SJ: E come li ha formati?
Manfredonia: Il training è durato quasi un anno e mezzo. Con l’aiuto di mia sorella Maria Grazia, che è psichiatra, abbiamo studiato le cartelle cliniche dei personaggi che ci aveva scritto lei a partire da casi reali.
SJ: E Bisio?
Manfredonia: È entrato in scena dopo, quando abbiamo iniziato a girare.
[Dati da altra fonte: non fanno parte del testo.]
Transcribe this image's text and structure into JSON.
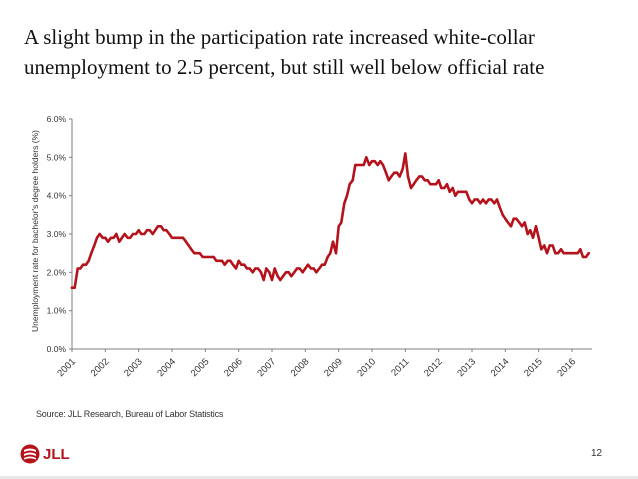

Ha conosciuto 11 matti, non 11 attori.
SJ: I personaggi più sorprendenti?
Manfredonia: La figura di Fabio, il “ragioniere pavido” interpretato da Pietro Ragusa. È il simbolo del rapporto con il potere. Ragusa è riuscito a rimanere perfettamente in equilibrio tra la vigliaccheria e la presa di coraggio. E poi c’è Carlo, un personaggio poetico che sta sempre alla finestra ad aspettare gli extraterrestri.
SJ: Insomma, voleva raccontare una favola o la realtà?
Manfredonia: Sono di quelli che credono che le favole possano diventare realtà. Per la legge Basaglia è stato così.